Fast forward six months. May is now on her sixth medication trial. And, we think it is working.

It has been a very slow process, made slower by the agonizing time-lapse, sometimes weeks, until a drug starts to take effect. Then, an even longer wait as the drugs are slowly built up in the system in order to see if they really work to remove the seizures entirely.

When we started May on Toparimate, it we saw amazing results, but then May regressed and her seizures returned. They never returned to 3x/5 minutes, but we did sometimes hit 3x/10 minutes.

As the Toparimate seemed to help to some degree, we kept her on that and started her on Sodium Valporate. Another nail-biting three weeks of no change, and then one day, we noticed a marked decrease.

During the time she was seizure free, she made all kinds of progress.

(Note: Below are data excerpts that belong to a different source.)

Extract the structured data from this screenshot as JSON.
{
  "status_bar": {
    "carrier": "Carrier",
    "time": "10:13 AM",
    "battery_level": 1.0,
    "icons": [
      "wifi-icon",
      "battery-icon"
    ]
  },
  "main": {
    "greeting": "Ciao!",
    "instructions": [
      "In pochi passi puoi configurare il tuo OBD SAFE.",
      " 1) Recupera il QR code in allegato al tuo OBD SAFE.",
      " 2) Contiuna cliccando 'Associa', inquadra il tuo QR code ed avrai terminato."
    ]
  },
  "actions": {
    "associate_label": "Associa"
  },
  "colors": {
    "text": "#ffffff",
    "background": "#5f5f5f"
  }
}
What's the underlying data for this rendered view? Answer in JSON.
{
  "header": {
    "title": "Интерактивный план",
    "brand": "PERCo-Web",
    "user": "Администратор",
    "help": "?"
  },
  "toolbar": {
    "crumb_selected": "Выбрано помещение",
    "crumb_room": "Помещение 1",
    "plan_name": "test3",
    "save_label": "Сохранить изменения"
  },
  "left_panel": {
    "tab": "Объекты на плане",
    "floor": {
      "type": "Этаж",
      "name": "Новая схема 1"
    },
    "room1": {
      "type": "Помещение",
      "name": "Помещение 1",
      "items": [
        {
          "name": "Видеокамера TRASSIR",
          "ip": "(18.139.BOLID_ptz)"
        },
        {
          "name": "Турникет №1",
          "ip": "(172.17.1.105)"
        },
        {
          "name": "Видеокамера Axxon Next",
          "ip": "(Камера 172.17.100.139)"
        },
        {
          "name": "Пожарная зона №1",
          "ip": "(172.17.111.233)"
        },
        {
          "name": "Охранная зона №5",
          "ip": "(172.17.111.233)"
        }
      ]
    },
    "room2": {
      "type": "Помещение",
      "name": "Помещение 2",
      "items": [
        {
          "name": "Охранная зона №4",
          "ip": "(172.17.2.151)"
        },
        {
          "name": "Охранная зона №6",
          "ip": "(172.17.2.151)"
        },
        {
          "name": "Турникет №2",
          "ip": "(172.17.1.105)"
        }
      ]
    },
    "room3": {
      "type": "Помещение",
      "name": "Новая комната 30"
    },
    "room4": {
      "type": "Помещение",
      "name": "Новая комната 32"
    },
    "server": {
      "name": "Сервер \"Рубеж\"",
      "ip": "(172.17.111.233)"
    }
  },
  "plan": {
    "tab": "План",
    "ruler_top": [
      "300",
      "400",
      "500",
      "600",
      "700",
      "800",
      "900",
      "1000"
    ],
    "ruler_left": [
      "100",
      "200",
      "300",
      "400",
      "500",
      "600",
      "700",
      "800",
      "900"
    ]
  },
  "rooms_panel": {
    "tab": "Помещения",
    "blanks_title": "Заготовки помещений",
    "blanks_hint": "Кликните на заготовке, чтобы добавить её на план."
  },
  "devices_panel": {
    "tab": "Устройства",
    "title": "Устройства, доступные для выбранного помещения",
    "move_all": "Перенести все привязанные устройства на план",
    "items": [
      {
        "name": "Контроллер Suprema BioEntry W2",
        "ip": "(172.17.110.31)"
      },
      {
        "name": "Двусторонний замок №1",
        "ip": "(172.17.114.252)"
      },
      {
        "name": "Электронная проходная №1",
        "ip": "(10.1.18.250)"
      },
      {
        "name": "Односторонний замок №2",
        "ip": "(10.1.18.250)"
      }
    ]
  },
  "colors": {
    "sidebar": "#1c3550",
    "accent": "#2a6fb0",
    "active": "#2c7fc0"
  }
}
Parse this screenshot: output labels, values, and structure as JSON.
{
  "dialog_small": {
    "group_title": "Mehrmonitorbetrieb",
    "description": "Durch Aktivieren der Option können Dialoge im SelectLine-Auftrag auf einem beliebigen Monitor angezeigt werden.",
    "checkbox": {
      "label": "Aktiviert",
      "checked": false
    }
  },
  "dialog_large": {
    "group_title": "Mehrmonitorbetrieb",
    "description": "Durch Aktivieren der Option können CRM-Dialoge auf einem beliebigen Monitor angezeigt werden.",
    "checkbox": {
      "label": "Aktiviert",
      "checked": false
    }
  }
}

And, she was just happier. Who wouldn’t be?

But, if May is tired, ill or teething, the seizures return. So, the past couple weeks we’ve experienced days with a couple of seizures in total, and days of two or three/hour, still a vast improvement.

At some point, we will have to weigh the balance of drugging May more and possibly hurting her development as a result, or her enduring some seizures but less medication. This week, we meet with the Boss, who will advise.

(This is a bit sneaky of me actually, as this appointment was made back when we waited three months to see him last time. I “forgot” to cancel it. Some genius thought it was a good idea to schedule an appointment for a child having 18 seizures/hour, five months later.)